ALL VALID FEELINGS! Most of them diminish, but the frustration and anger and irritation are the ones that like to stick around and mess with your head. I would say that it is probably best not to do what I did - push it all aside for as long as possible because gosh darn you have to fight for your kid. Don't be a saint. Don't be heroic. If someone offers help, take it. Chances are they, at best, will offer a different perspective or discover some trick that made that 4 hour tantrum into a 1 hour one. At worst, they won't offer help again. You quickly discover who are the truly wonderful people, and you embrace them into your life and sweep away the rest. You have only so much energy and chances are 90% of it is going toward fighting for your child. That leaves 10% for your other children, your spouse, chores, you.  And sadly usually in that order.
It took me breaking a wrist and being semi-helpless to understand that other people can do what I do, and even if they don't do it how I would, they stepped up and helped me even though I didn't ask.

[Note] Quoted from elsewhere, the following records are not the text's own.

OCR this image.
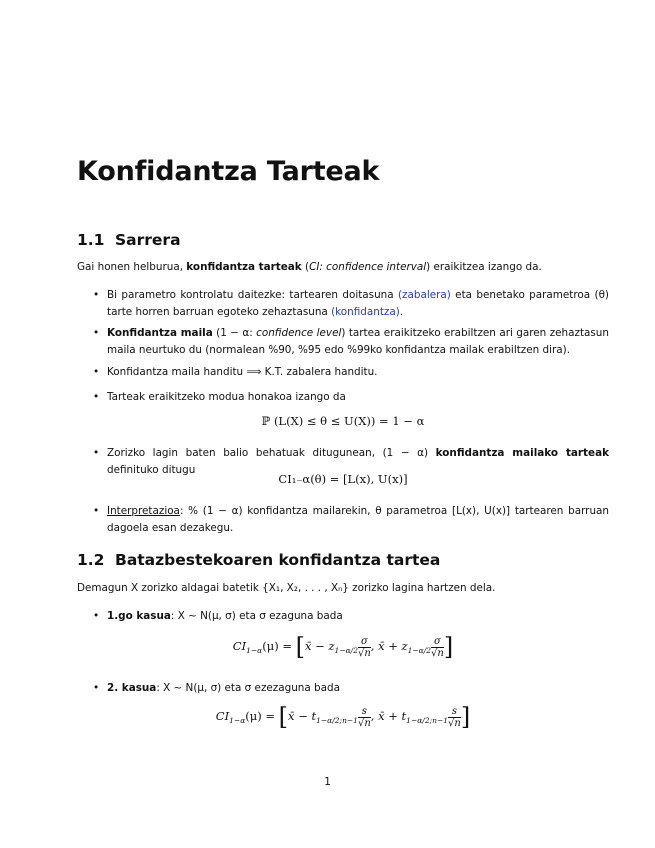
Konfidantza Tarteak
1.1 Sarrera

Gai honen helburua, konfidantza tarteak (CI: confidence interval) eraikitzea izango da.

• Bi parametro kontrolatu daitezke: tartearen doitasuna (zabalera) eta benetako parametroa (θ) tarte horren barruan egoteko zehaztasuna (konfidantza).

• Konfidantza maila (1 − α: confidence level) tartea eraikitzeko erabiltzen ari garen zehaztasun maila neurtuko du (normalean %90, %95 edo %99ko konfidantza mailak erabiltzen dira).

• Konfidantza maila handitu ⟹ K.T. zabalera handitu.

• Tarteak eraikitzeko modua honakoa izango da

ℙ (L(X) ≤ θ ≤ U(X)) = 1 − α
• Zorizko lagin baten balio behatuak ditugunean, (1 − α) konfidantza mailako tarteak definituko ditugu

CI₁₋α(θ) = [L(x), U(x)]
• Interpretazioa: % (1 − α) konfidantza mailarekin, θ parametroa [L(x), U(x)] tartearen barruan dagoela esan dezakegu.

1.2 Batazbestekoaren konfidantza tartea

Demagun X zorizko aldagai batetik {X₁, X₂, . . . , Xₙ} zorizko lagina hartzen dela.

• 1.go kasua: X ∼ N(μ, σ) eta σ ezaguna bada

$CI_{1-\alpha}(\mu)$ = [x̄ − $z_{1-\alpha/2} \frac{\sigma}{√n}$ , x̄ + $z_{1-\alpha/2} \frac{\sigma}{√n}$ ]
• 2. kasua: X ∼ N(μ, σ) eta σ ezezaguna bada

$CI_{1-\alpha}(\mu)$ = [x̄ − $t_{1-\alpha/2;n-1} \frac{s}{√n}$ , x̄ + $t_{1-\alpha/2;n-1} \frac{s}{√n}$ ]
1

Put yourself a little higher on your list for at least one night a week. Even if it's after the kids are in bed, take an hour and do what you want. I started by waking a half hour earlier and sitting in complete silence and no lights drinking my coffee. That lack of stimulation does wonders for calming me before the chaos of the day. I also make myself take a break at lunch during my workday. I make myself go for a walk or leave my desk and go somewhere quiet to read or go to the gym. Sometimes I will come home and take 10 or 15 minutes to also just sit and sip some water before I go pick up the children at daycare. If I am really desperate for some time, I declare a "mommy timeout" and go lock myself in the bathroom to calm down. This doesn't always work if they come find me, but even a minute or two to catch my breath and bite my tongue keeps me from yelling. If I don't, I find I am cranky and not as effective at being a good role model.

We avoid them. Well, we sort of did. Team sports are generally not the best ones for autism/Asperger's. Sports that are more individualized, even if there is a team component, have been ones that E has taken to. When she is done with her swimming lessons (she is an excellent swimmer, which is funny considering she does not like otherwise getting wet), she wants to join a swim or dive club. She also likes hiking because of the nature. She likes running, although she is not that good at long bouts. She gets tired quickly.
What we did here was find opportunities that let you try a class free or for minimal cost. We did a dance class, which was okay but more anxiety filled than anything. We tried soccer. It all just came down to her enjoying activities that were singular entity.